5. The preparation method of the drug sustained-release hydrogel semi-embedded composite stent according to claim 1, which is characterized in that: in the step (4), the pre-crosslinked drug slow-release hydrogel solution in the step (2) is injected on the upper layer of the hydroxyapatite scaffold in the step (3) by means of a mold, and is crosslinked for 9-11min under ultraviolet light, wherein the ultraviolet intensity is 5.6-15.0 mW/cm2
6. The preparation method of the drug sustained-release hydrogel semi-embedded composite stent according to claim 1, which is characterized in that: in the step (4), the pre-crosslinked hydrogel solution permeates into the porous hydroxyapatite scaffold with the height of 1/4-5/12.

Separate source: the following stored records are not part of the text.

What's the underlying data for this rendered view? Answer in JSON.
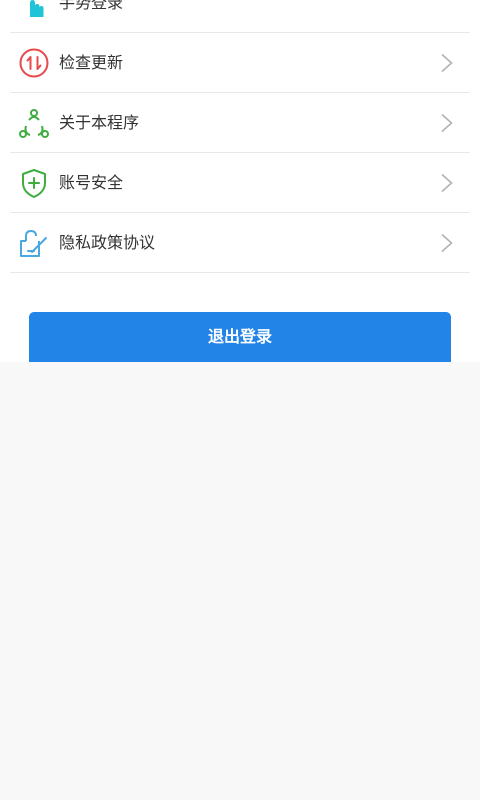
{
  "settings": {
    "items": [
      {
        "label": "手势登录",
        "icon": "gesture-hand-icon",
        "control": "toggle",
        "toggle_on": false
      },
      {
        "label": "检查更新",
        "icon": "update-arrows-icon",
        "control": "chevron"
      },
      {
        "label": "关于本程序",
        "icon": "about-nodes-icon",
        "control": "chevron"
      },
      {
        "label": "账号安全",
        "icon": "shield-plus-icon",
        "control": "chevron"
      },
      {
        "label": "隐私政策协议",
        "icon": "privacy-edit-icon",
        "control": "chevron"
      }
    ]
  },
  "logout": {
    "label": "退出登录"
  },
  "colors": {
    "accent": "#2384e8",
    "gesture_icon": "#1fc4d8",
    "update_icon": "#e8494a",
    "about_icon": "#3fae3f",
    "shield_icon": "#3fae3f",
    "privacy_icon": "#4aa8e0",
    "background": "#f8f8f8"
  }
}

7. The preparation method of the drug sustained-release hydrogel semi-embedded composite stent according to claim 1, which is characterized in that: in the step (5), the hydrogel semi-embedded composite bracket is cleaned by water at 37-43 ℃, and gelatin sealing the lower-layer holes of the bracket is removed.
8. A drug sustained-release hydrogel semi-embedded composite stent is characterized in that: the drug sustained-release hydrogel semi-embedded composite stent is prepared by the preparation method of the drug sustained-release hydrogel semi-embedded composite stent of any one of claims 1 to 7.